Anne Steele, Broughton, to Mary Wakeford, Andover, 6 February 1760.

Dear Sister

I am glad to send you the pleasing intelligence that Mother is thro’ mercy, much better. Saturday & Sunday nights were very bad ones, great pain in her foot, ancle & knee, attended with a fever, as usual. Father absent at Downton, I weak and low, but obliged by necessity to exert the little strength and spirit I had left, and indeed to exhaust it. Mother is now with Father’s assistance got down stairs, has eat a good dinner, and continues tollerably easy. I hope I am sensible of ye mercy but how weak is it, when thankfullness only, shou’d employ the mind, to be distress’d with apprehensions? You can sympathize with me, fears are ready to intrude (tho’ without any apparent reason) of the return of Mother’s gout, my disorder, which is a painful load on the stomach, and want of breath, sinks my spirits, but I blame my self and try to be chearful. I thank you for the pleasure you have imparted to me in Mrs Lacey’s Letter; on reading the latter part of it, did you not think of the conclusion of my verses to Lysander?
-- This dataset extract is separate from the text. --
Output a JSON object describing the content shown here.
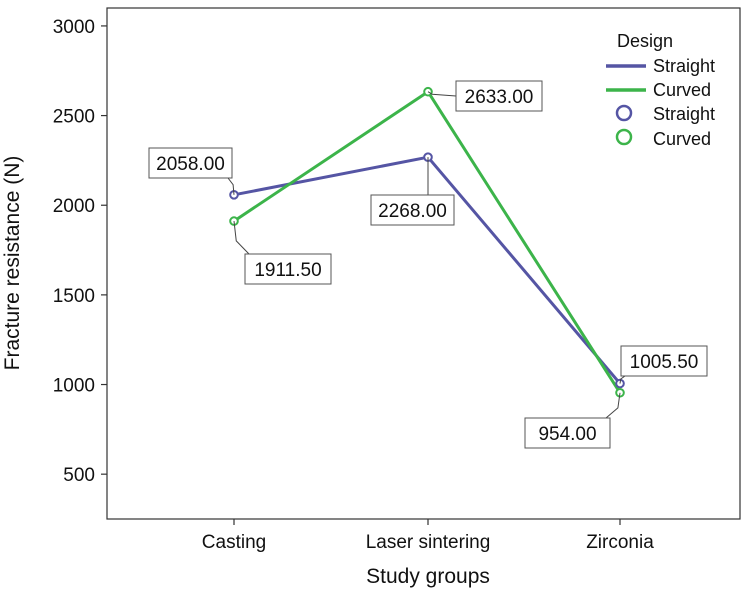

When Mr Wakeford writes to her, I desire him to present my thanks for her kind, good wishes. The satisfaction which he must feel in the assurance of having given pleasure to so valuable a Friend, will better dictate his answer than I can. Reverberated pleasures fire the breast N. Thoughts

The sending for Books was occasioned by Mr Bullock’s wanting 3 setts [sic] more, which we are to send to Yeovil the first opportunity, he went away yesterday. Father talks of going to Andover Saturday, if the Books are come, then he will bring them, but if any thing shou’d prevent his being there I desire you to send 3 setts (well paper’d) by King Monday, unless you shou’d come before Wednesday. Are not you & your Portius faulty (and yet I can’t chide you for it) in your partiality for Theodosia? Why, else, must the world be blamed, and Dr Collet want taste?—I think the praise is a great deal from him. I wish you better health, and am, My dear Sister

your obliged affectionate Friend

A. Steele

Feb. 6. 1760

You must not be disturbed about those simple rhymes I believe the censure

was well meant, tho’ perhaps too roughly express’d. ’tis almost dark,

I believe I have wrote badly –

Text: Attwater Papers, acc. 76, II A.15. Steele Collection, Angus Library, Regent's Park College, Oxford. For an annotated version of this letter, see Timothy Whelan, gen. ed., Nonconformist Women Writers, 1720-1840 (London: Pickering & Chatto, 2011), vol. 2, ed. Julia B. Griffin, pp. 314-15. Ann Cator Steele died on 28 June 1760, aged 71. "Lysander" was the Presbyterian minister John Lavington (1715-64). He served as minister to the Presbyterian congregation at Ottery St Mary, Devon, from 1751 to his death in 1764. "Portius" is Joseph Wakeford.